Ich lese jetzt weniger Tageszeitungen, weil ich das am liebsten im Café mache. Das ist noch eine Gewohnheit aus Wien, wo ich länger gelebt habe. Die Kaffeehäuser sind ja dort eine Art Zeitungslesesäle. Jetzt geht das natürlich gerade nicht, weil alles zu ist…

Wenn Du an die Medien in der Schweiz denkst – war früher alles besser oder schlechter?

«Früher» ist so ein freundliches Wort, da denkt man gleich ans goldene Zeitalter. Aber was heisst denn früher? Im Kalten Krieg? Während der geistigen Landesverteidigung? Oder in den 30-er Jahren? Das meiste war früher recht schlecht, gemessen an heutigen Massstäben. Joviale Welterklärung. Nur hat man das nicht gemerkt, weil die meisten Stimmen keine Öffentlichkeit hatten.

Haben geschriebene Worte noch Zukunft?

Ja. Das Zeitalter der Schrift hat mit dem Computer doch erst so richtig begonnen!

Was soll man heute unbedingt lesen?

Gute Literatur. Wenn man wirklich etwas über die Menschen und die Welt erfahren möchte, ist Literatur die beste Quelle. Zum Beispiel: Mary Shelley, Tolstoi, Streeruwitz.

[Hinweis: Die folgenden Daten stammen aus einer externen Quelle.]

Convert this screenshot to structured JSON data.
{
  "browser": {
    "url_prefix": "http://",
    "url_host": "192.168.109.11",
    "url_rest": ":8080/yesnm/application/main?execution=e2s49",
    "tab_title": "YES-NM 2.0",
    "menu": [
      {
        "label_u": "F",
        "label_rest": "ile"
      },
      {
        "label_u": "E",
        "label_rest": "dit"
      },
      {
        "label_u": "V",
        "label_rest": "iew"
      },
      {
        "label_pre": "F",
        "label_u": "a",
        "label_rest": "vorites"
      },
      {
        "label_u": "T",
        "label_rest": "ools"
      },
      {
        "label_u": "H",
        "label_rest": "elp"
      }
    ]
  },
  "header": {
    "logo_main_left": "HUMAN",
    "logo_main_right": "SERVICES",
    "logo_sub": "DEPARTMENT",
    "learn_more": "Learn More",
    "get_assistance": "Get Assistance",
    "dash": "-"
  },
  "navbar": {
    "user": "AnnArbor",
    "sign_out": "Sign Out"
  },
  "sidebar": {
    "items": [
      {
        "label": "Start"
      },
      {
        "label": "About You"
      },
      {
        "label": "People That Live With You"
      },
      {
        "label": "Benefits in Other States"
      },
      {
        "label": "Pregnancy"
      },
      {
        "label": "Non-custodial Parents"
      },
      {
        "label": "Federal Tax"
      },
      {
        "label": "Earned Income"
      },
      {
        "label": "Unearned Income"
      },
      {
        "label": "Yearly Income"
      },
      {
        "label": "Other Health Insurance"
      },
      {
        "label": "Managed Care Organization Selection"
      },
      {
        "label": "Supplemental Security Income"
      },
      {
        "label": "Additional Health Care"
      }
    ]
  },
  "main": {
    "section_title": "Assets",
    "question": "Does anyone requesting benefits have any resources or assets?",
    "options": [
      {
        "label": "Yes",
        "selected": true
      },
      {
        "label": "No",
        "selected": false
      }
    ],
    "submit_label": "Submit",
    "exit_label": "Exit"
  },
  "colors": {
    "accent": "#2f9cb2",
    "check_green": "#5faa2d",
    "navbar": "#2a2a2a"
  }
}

Kannst Du schlechte Bücher weglegen oder musst Du Bücher zu Ende lesen?

Ich lege schlechte Bücher sofort weg. Manchmal mache ich den Seite 99 Test: Ich öffne das Buch auf Seite 99 und prüfe, ob es da besser wird. Aber leider ist das selten der Fall. Wenn jemand nicht gut schreibt oder nicht wirklich etwas zu erzählen hat, merkt man das auf jeder Seite.

Wo erfährst Du Dinge, von denen Du nicht gewusst hast, dass sie Dich interessieren?

Im Kulturradio, zum Beispiel in Sendungen über Tiere. Zu Tieren habe ich überhaupt keinen Draht. Aber wenn ich eine Sendung über die Echo-Ortung der Fledermäuse höre, kann es passieren, dass ich mir dazu Bücher aus der Bibliothek ausleihe.

Wie lange gibt es noch gedruckte Tageszeitungen?

Keine Ahnung.

Sind Fake News eine Gefahr – oder eine Chance für die Medien?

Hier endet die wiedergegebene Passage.